Para Carlos Marreiros, crítico acérrimo do que se vai construindo em Macau, a diferença entre um arquitecto apenas competente e outro que é bom “é que o primeiro promove a construção de um espaço habitável, enquanto que o último promove um espaço habitável, funcional e ajuda a promover a alegria entre as paredes”. A competência não chega no exercício da arquitectura. “Temos que ser criativos e que procurar promover a felicidade intra-mural e extra-mural, no que à cidade diz respeito, dando o timbre da contemporaneidade. Sou absolutamente contra o que se faz muito por aí, copiar modelos neo-clássicos, fazer pastiche, porque culturalmente é inadmissível”. É tudo uma questão de tempo. “Uma catedral gótica teve a razão de ser nos séculos XI, XII e XIII... Hoje, replicar edifícios do passado é como obrigar a andar de carruagem, as mulheres terem que andar com o rabo falso vitoriano e nós, homens, andarmos de espada à cinta”.
Num exercício de retrospecção, Carlos Marreiros tem dificuldade em eleger os trabalhos favoritos da carreira de arquitecto, pela relação paternal que tem com o que faz. “Considero as obras de arquitectura minhas filhas, um pai não gosta mais de uma filha do que de outra, gosta de todas elas. Gosto de tudo o que fiz. Agora, algumas foram maltratadas, adulteradas, falseadas...”. Aqui surge a consciência e a assunção de que a profissão obedece às regras do mercado. “A arquitectura não é só o exercício do risco, é também de quem constrói, das balizas legais, do promotor e do cliente. Tendo em vista todos estes condicionamentos, amo tudo o que fiz com a mesma intensidade”.
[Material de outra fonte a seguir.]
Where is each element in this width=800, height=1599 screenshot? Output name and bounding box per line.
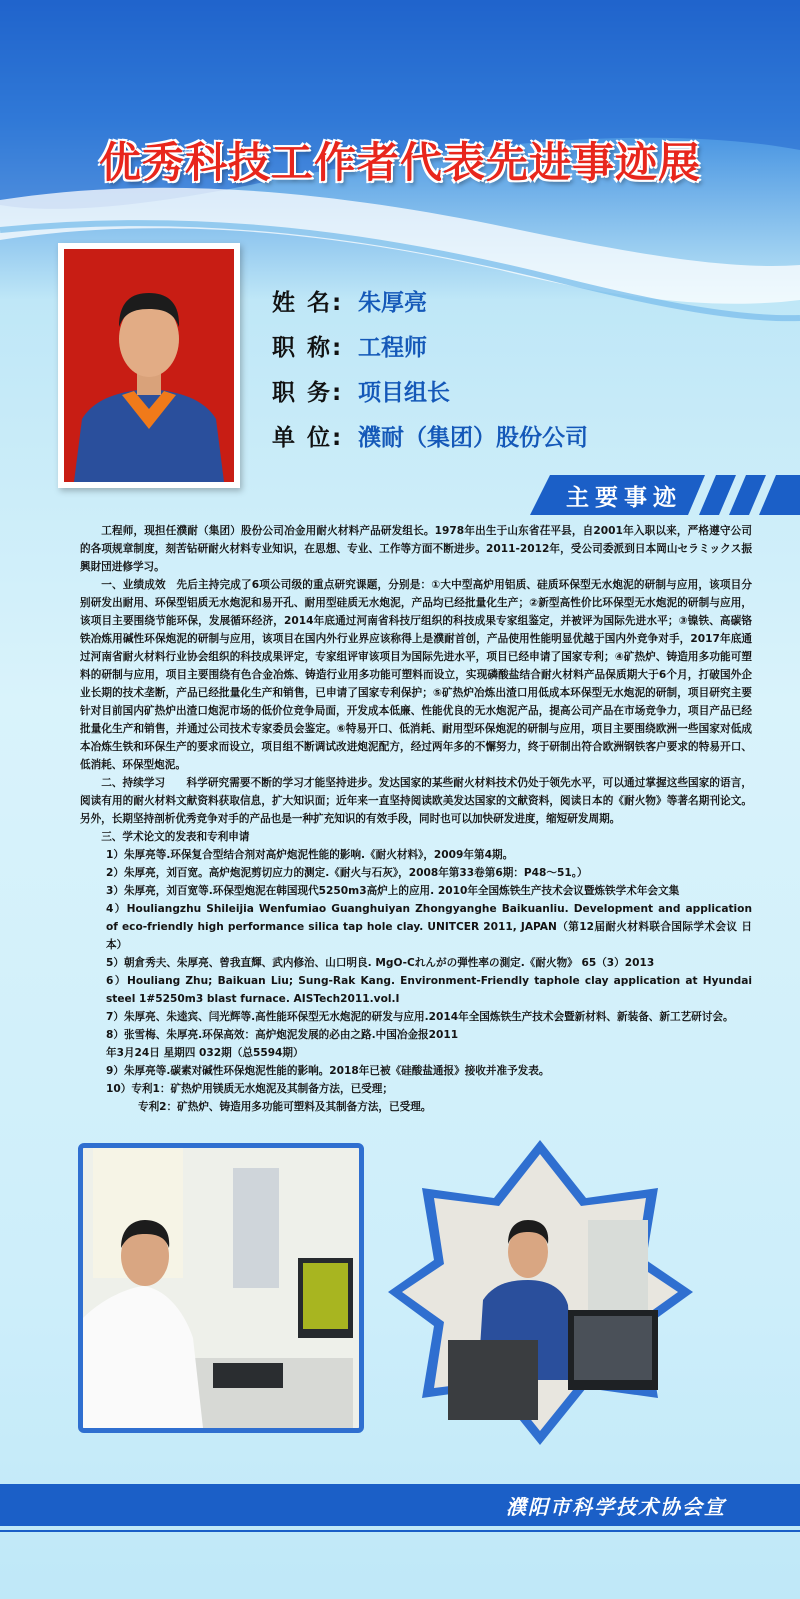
paragraph-publications-heading: 三、学术论文的发表和专利申请 bbox=[101, 831, 250, 843]
profile-value: 濮耐（集团）股份公司 bbox=[358, 425, 588, 451]
footer-divider bbox=[0, 1530, 800, 1532]
profile-row-position bbox=[272, 368, 588, 413]
profile-value: 项目组长 bbox=[358, 380, 450, 406]
publication-item: 2）朱厚亮，刘百宽。高炉炮泥剪切应力的测定.《耐火与石灰》，2008年第33卷第6期：P48～51。） bbox=[106, 867, 588, 879]
section-banner bbox=[530, 475, 800, 515]
section-heading: 主要事迹 bbox=[566, 484, 682, 511]
person-portrait-illustration bbox=[64, 249, 234, 482]
lab-photo-illustration bbox=[83, 1148, 359, 1428]
achievements-text bbox=[80, 522, 752, 1116]
footer-bar bbox=[0, 1484, 800, 1526]
publication-item: 8）张雪梅、朱厚亮.环保高效：高炉炮泥发展的必由之路.中国冶金报2011 bbox=[106, 1029, 459, 1041]
profile-info bbox=[272, 278, 588, 458]
profile-key: 职 称: bbox=[272, 335, 344, 361]
profile-key: 单 位: bbox=[272, 425, 344, 451]
publication-item: 3）朱厚亮，刘百宽等.环保型炮泥在韩国现代5250m3高炉上的应用. 2010年全国炼铁生产技术会议暨炼铁学术年会文集 bbox=[106, 885, 680, 897]
workstation-photo bbox=[388, 1140, 693, 1445]
publication-item: 5）朝倉秀夫、朱厚亮、曾我直輝、武内修治、山口明良. MgO-Cれんがの弾性率の測定.《耐火物》 65（3）2013 bbox=[106, 957, 655, 969]
profile-key: 姓 名: bbox=[272, 290, 344, 316]
patent-item: 专利2：矿热炉、铸造用多功能可塑料及其制备方法，已受理。 bbox=[138, 1101, 432, 1113]
profile-row-organization bbox=[272, 413, 588, 458]
portrait-frame bbox=[58, 243, 240, 488]
paragraph-achievements: 一、业绩成效 先后主持完成了6项公司级的重点研究课题，分别是：①大中型高炉用铝质、硅质环保型无水炮泥的研制与应用，该项目分别研发出耐用、环保型铝质无水炮泥和易开孔、耐用型硅质无水炮泥，产品均已经批量化生产；②新型高性价比环保型无水炮泥的研制与应用，该项目主要围绕节能环保，发展循环经济，2014年底通过河南省科技厅组织的科技成果专家组鉴定，并被评为国际先进水平；③镍铁、高碳铬铁冶炼用碱性环保炮泥的研制与应用，该项目在国内外行业界应该称得上是濮耐首创，产品使用性能明显优越于国内外竞争对手，2017年底通过河南省耐火材料行业协会组织的科技成果评定，专家组评审该项目为国际先进水平，项目已经申请了国家专利；④矿热炉、铸造用多功能可塑料的研制与应用，项目主要围绕有色合金冶炼、铸造行业用多功能可塑料而设立，实现磷酸盐结合耐火材料产品保质期大于6个月，打破国外企业长期的技术垄断，产品已经批量化生产和销售，已申请了国家专利保护；⑤矿热炉冶炼出渣口用低成本环保型无水炮泥的研制，项目研究主要针对目前国内矿热炉出渣口炮泥市场的低价位竞争局面，开发成本低廉、性能优良的无水炮泥产品，提高公司产品在市场竞争力，项目产品已经批量化生产和销售，并通过公司技术专家委员会鉴定。⑥特易开口、低消耗、耐用型环保炮泥的研制与应用，项目主要围绕欧洲一些国家对低成本冶炼生铁和环保生产的要求而设立，项目组不断调试改进炮泥配方，经过两年多的不懈努力，终于研制出符合欧洲钢铁客户要求的特易开口、低消耗、环保型炮泥。 bbox=[80, 579, 752, 771]
publication-item: 4）Houliangzhu Shileijia Wenfumiao Guanghuiyan Zhongyanghe Baikuanliu. Development and application of eco-friendly high performance silica tap hole clay. UNITCER 2011, JAPAN（第12届耐火材料联合国际学术会议 日本） bbox=[106, 903, 752, 951]
portrait-photo bbox=[64, 249, 234, 482]
publication-item: 1）朱厚亮等.环保复合型结合剂对高炉炮泥性能的影响.《耐火材料》，2009年第4期。 bbox=[106, 849, 514, 861]
profile-row-title bbox=[272, 323, 588, 368]
publication-item: 7）朱厚亮、朱逵宾、闫光辉等.高性能环保型无水炮泥的研发与应用.2014年全国炼铁生产技术会暨新材料、新装备、新工艺研讨会。 bbox=[106, 1011, 734, 1023]
page-title: 优秀科技工作者代表先进事迹展 bbox=[98, 138, 701, 187]
lab-photo bbox=[78, 1143, 364, 1433]
footer-text: 濮阳市科学技术协会宣 bbox=[506, 1495, 726, 1519]
profile-key: 职 务: bbox=[272, 380, 344, 406]
publication-item: 年3月24日 星期四 032期（总5594期） bbox=[106, 1047, 304, 1059]
publication-item: 6）Houliang Zhu; Baikuan Liu; Sung-Rak Kang. Environment-Friendly taphole clay application at Hyundai steel 1#5250m3 blast furnace. AISTech2011.vol.Ⅰ bbox=[106, 975, 752, 1005]
workstation-photo-illustration bbox=[388, 1140, 693, 1445]
paragraph-intro: 工程师，现担任濮耐（集团）股份公司冶金用耐火材料产品研发组长。1978年出生于山东省茌平县，自2001年入职以来，严格遵守公司的各项规章制度，刻苦钻研耐火材料专业知识，在思想、专业、工作等方面不断进步。2011-2012年，受公司委派到日本岡山セラミックス振興財団进修学习。 bbox=[80, 525, 752, 573]
profile-value: 朱厚亮 bbox=[358, 290, 427, 316]
profile-value: 工程师 bbox=[358, 335, 427, 361]
publication-item: 9）朱厚亮等.碳素对碱性环保炮泥性能的影响。2018年已被《硅酸盐通报》接收并准予发表。 bbox=[106, 1065, 550, 1077]
profile-row-name bbox=[272, 278, 588, 323]
patent-item: 10）专利1：矿热炉用镁质无水炮泥及其制备方法，已受理； bbox=[106, 1083, 393, 1095]
paragraph-learning: 二、持续学习 科学研究需要不断的学习才能坚持进步。发达国家的某些耐火材料技术仍处于领先水平，可以通过掌握这些国家的语言，阅读有用的耐火材料文献资料获取信息，扩大知识面；近年来一直坚持阅读欧美发达国家的文献资料，阅读日本的《耐火物》等著名期刊论文。另外，长期坚持剖析优秀竞争对手的产品也是一种扩充知识的有效手段，同时也可以加快研发进度，缩短研发周期。 bbox=[80, 777, 752, 825]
São duas, no entanto, as obras que podem ser “as mais representativas”: a Escola Superior das Forças de Segurança, em Coloane, e o Tap Seac, “na parte que foi minha”. No outro extremo, “o que gosto menos de conceber são casinos e tenho feito alguns”, lança.
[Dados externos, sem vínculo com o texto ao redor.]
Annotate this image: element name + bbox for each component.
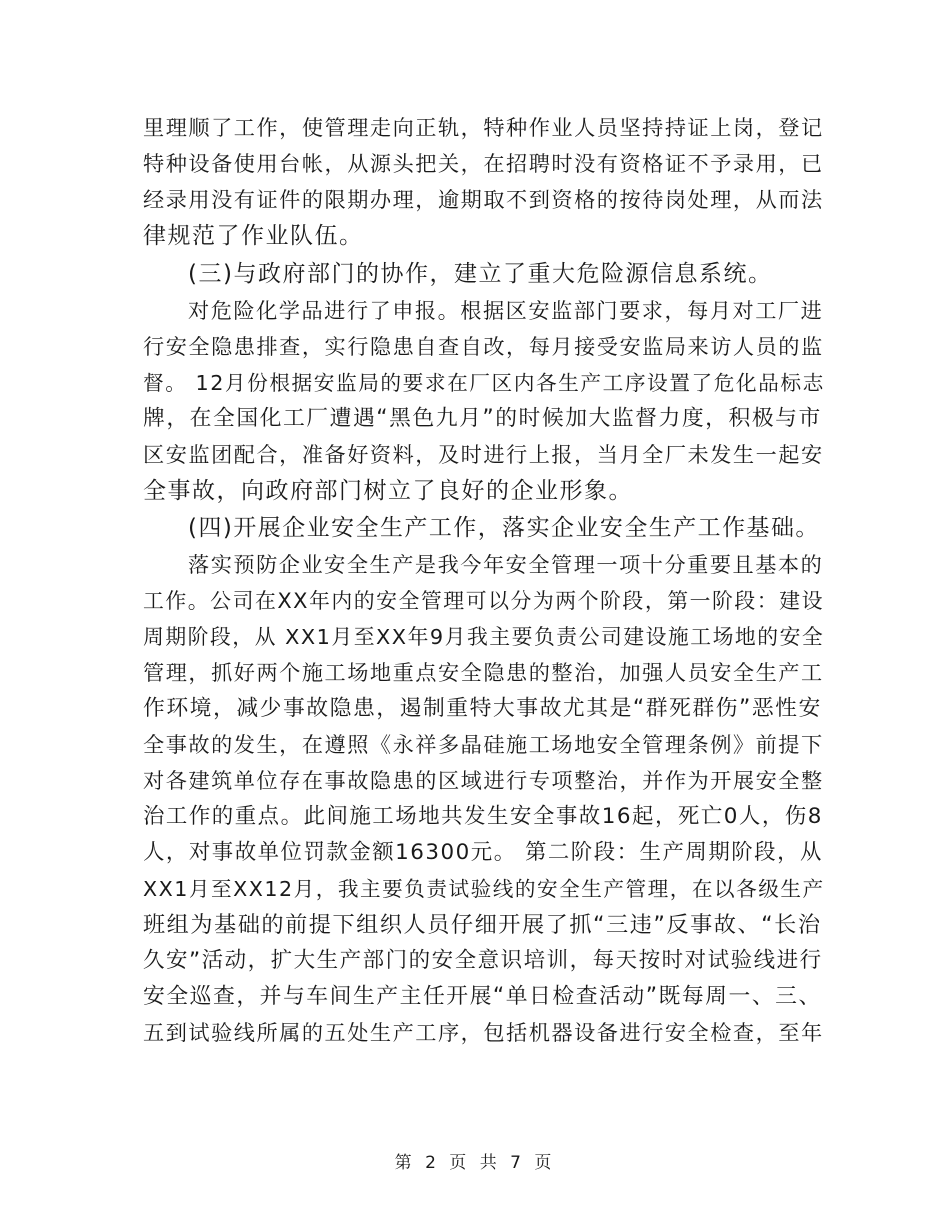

Do percurso multifacetado de Marreiros, o destaque para as artes plásticas, sempre presentes pelo carácter de libertação que assumem. O lápis com que desenha cidades de pormenores microscópicos está ali à mão. “O desenho é um acto de exorcismo, é uma forma de deitar fora os diabinhos que tenho em mim, para não ser agressivo”. Quando era mais novo, conta, era com o futebol que fazia esse exercício de expulsão da agressividade. “Com a idade deixei de jogar futebol, pelo não me resta muito mais do que desenhar e pintar para me exorcizar”.
Existem dois temas que marcam os desenhos tão característicos de Carlos Marreiros. “É uma fixação no poeta e na cidade”. O poeta é Camilo Pessanha, “maldito, magistrado, jurista, professor, mas também opiómano, excêntrico, que não aceitava as regras hipócritas da cidade cristã dos anos 30”.
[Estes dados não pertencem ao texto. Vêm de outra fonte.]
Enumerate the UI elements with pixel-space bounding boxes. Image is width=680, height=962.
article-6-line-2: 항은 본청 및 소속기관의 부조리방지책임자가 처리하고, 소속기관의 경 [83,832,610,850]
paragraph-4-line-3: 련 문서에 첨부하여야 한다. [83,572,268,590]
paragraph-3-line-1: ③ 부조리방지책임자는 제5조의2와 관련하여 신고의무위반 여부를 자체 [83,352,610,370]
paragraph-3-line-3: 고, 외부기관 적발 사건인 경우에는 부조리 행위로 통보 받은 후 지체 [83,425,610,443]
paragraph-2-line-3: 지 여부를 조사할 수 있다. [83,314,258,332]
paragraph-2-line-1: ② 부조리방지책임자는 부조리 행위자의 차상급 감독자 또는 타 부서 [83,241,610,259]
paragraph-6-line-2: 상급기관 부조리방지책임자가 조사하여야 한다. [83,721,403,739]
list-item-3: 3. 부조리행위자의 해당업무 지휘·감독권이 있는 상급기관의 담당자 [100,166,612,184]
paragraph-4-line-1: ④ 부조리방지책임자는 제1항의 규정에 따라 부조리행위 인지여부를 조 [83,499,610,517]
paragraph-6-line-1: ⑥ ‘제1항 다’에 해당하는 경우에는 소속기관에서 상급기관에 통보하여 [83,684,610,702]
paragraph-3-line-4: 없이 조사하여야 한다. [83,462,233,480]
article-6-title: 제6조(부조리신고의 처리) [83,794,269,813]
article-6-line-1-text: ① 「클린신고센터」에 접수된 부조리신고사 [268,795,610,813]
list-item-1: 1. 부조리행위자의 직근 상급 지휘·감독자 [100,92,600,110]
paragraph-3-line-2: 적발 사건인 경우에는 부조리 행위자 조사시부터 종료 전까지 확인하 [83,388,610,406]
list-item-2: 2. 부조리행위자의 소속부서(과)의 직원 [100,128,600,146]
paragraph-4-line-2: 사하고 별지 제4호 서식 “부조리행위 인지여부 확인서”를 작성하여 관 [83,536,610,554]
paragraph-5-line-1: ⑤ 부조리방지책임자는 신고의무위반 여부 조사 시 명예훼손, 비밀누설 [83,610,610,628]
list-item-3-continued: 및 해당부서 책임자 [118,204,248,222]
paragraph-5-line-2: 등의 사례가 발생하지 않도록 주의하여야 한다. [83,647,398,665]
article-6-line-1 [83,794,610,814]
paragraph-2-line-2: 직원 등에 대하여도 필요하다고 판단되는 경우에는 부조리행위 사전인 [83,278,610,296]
A cidade é Macau “como pretexto”, mas são outras cidades, que vai imaginando e “reconhecendo” das viagens que faz. “Viajo muito desde os meus 18 anos e há sempre um cantinho em Varsóvia, Lisboa, Rio de Janeiro ou Xangai que eu coloco nos meus desenhos. São Franskensteins de várias vivências, de várias cidades”, diz Carlos Marreiros, o arquitecto enquanto artista. “É um prazer louco, é a cidade que vou imaginando, aquela que não posso construir”.

O que Marreiros não admite

A nacionalidade é uma “decisão” pessoal que em nada afecta o espírito de trabalho das pessoas que estão à frente de instituições de matriz portuguesa. Carlos Marreiros diz-se “maçado”, e por sinal “bastante”, com os comentários que se seguiram sobre a adopção da nacionalidade chinesa.
“Fiquei bastante maçado, assim como outros quatro colegas, quando optei pela nacionalidade chinesa. Nós continuamos a vibrar com o Benfica, com o fado e com a selecção nacional”, assegura. “Andam pessoas a mandar bocas e recados. Não lhes autorizo, porque não têm legitimidade alguma para o fazer”, dispara.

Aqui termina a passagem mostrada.